So you’re going to get your second cup of coffee and you hear that familiar text message “ding.” You look at your cell phone, only to find a text from President Trump. The text mentions something about the U.S. Supreme Court.
Wait, a text from President Trump? On my cell phone? Can he do that? How’d he get my number?
Well, yes he can. The Warning, Alert and Response Network Act passed by Congress in 2006 allows Wireless Emergency Alerts (WEAs) to be sent to every single cell phone in the U.S…in the case of a national emergency.
Per the FCC, a WEA may be sent for three reasons:
- Alerts issued by the president
- Alerts involving imminent threats to safety or life
- AMBER Alerts
And the process is more complicated than simply grabbing a cell phone, typing a message and pressing “send.” All WEAs must first go through a process via FEMA’s Integrated Public Alert & Warning System. So there are some obstacles to overcome, unlike Twitter messages, which are widely used by the current and former presidents.
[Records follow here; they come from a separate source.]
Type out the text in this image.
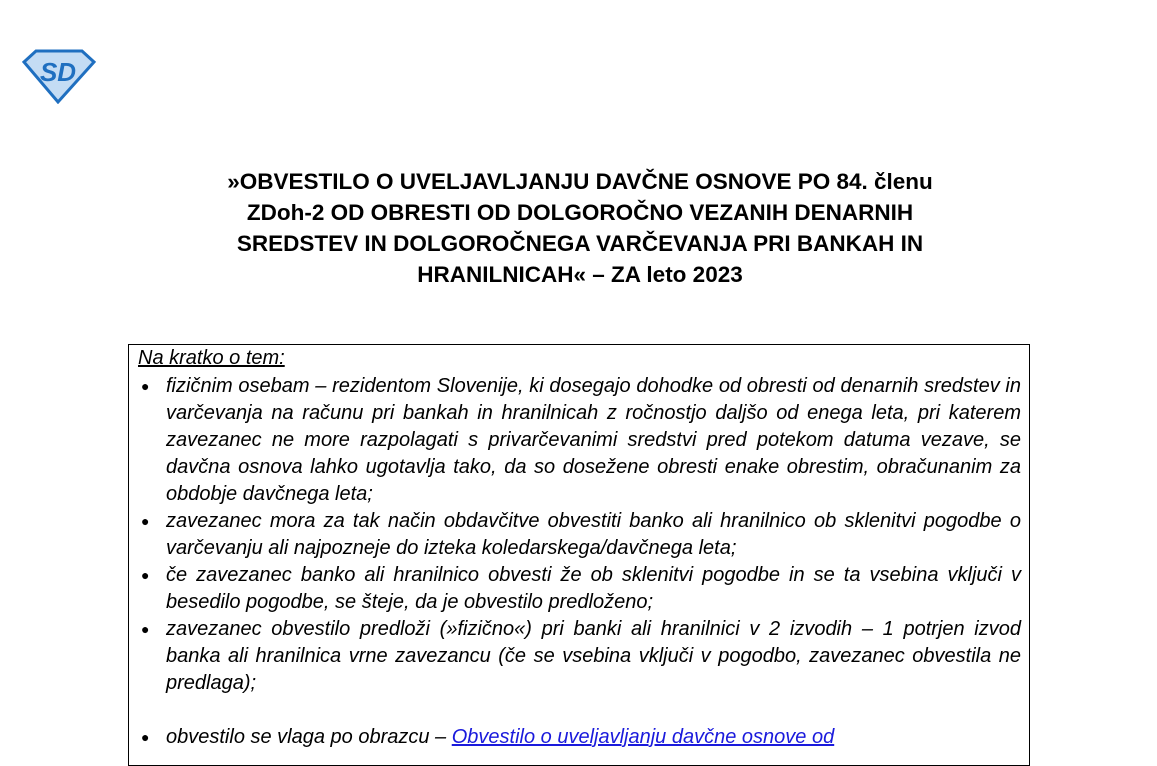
SD
»OBVESTILO O UVELJAVLJANJU DAVČNE OSNOVE PO 84. členu
ZDoh-2 OD OBRESTI OD DOLGOROČNO VEZANIH DENARNIH
SREDSTEV IN DOLGOROČNEGA VARČEVANJA PRI BANKAH IN
HRANILNICAH« – ZA leto 2023
Na kratko o tem:
● fizičnim osebam – rezidentom Slovenije, ki dosegajo dohodke od obresti od denarnih sredstev in varčevanja na računu pri bankah in hranilnicah z ročnostjo daljšo od enega leta, pri katerem zavezanec ne more razpolagati s privarčevanimi sredstvi pred potekom datuma vezave, se davčna osnova lahko ugotavlja tako, da so dosežene obresti enake obrestim, obračunanim za obdobje davčnega leta;
● zavezanec mora za tak način obdavčitve obvestiti banko ali hranilnico ob sklenitvi pogodbe o varčevanju ali najpozneje do izteka koledarskega/davčnega leta;
● če zavezanec banko ali hranilnico obvesti že ob sklenitvi pogodbe in se ta vsebina vključi v besedilo pogodbe, se šteje, da je obvestilo predloženo;
● zavezanec obvestilo predloži (»fizično«) pri banki ali hranilnici v 2 izvodih – 1 potrjen izvod banka ali hranilnica vrne zavezancu (če se vsebina vključi v pogodbo, zavezanec obvestila ne predlaga);
● obvestilo se vlaga po obrazcu – Obvestilo o uveljavljanju davčne osnove od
But are these checks and balances a good thing? Would you welcome a text from President Trump when he wants to share an important accomplishment of his Administration, for instance?
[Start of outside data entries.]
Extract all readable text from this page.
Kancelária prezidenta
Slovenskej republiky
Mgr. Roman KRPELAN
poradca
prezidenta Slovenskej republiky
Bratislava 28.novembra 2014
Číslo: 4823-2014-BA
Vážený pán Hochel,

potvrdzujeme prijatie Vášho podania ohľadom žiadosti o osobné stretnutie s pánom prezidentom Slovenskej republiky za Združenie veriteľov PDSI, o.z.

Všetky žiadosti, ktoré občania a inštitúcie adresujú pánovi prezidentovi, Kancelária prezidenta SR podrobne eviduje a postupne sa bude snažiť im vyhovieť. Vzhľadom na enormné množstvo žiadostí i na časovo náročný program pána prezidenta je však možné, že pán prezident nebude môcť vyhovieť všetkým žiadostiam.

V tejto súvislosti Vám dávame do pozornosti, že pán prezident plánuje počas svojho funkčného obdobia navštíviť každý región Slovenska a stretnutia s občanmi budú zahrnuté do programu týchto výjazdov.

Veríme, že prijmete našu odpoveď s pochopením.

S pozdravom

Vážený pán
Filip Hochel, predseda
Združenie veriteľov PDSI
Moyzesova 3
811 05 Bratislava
According to a USA Today article from last April, unsolicited texts – at least from presidential candidates – are not welcomed by some.
A Chicago man claimed in a lawsuit filed last year in federal court that Donald Trump’s presidential campaign sent him unsolicited text messages. The suit alleged Trump texted “Make America Great Again” to cell phones without the consent of recipients, in violation of the Telephone Consumer Protection Act. Congress passed the law in 1991, and federal courts have since held that the act applies to unsolicited text messages, in addition to automated “robocalls.”
A more recent article by POLITICO (February 7, 2017) reports that Trump lawyers argued that the law violates the First Amendment protections of free speech. The suit was later dropped.
But, of course, that lawsuit involved Trump the candidate, not Trump the president. So far, no sitting president has used, or even attempted to use, texts to communicate to U.S. citizens. But, as so often happens as we get more and more used to the use of technology to communicate, the idea of receiving a presidential text could easily become a greater reality…accepted, even expected…over time. For now, the possibility is limited. But it’s definitely something to ponder.
Every day as PR professionals, our job is to formulate our clients’ key messages, identify their audiences AND determine the means by which to reach those audiences where they are. In our analysis, we also consider what could be considered too offensive, too intrusive….what will turn customers/potential customers off. As with the example of the president, just because we can text, should we.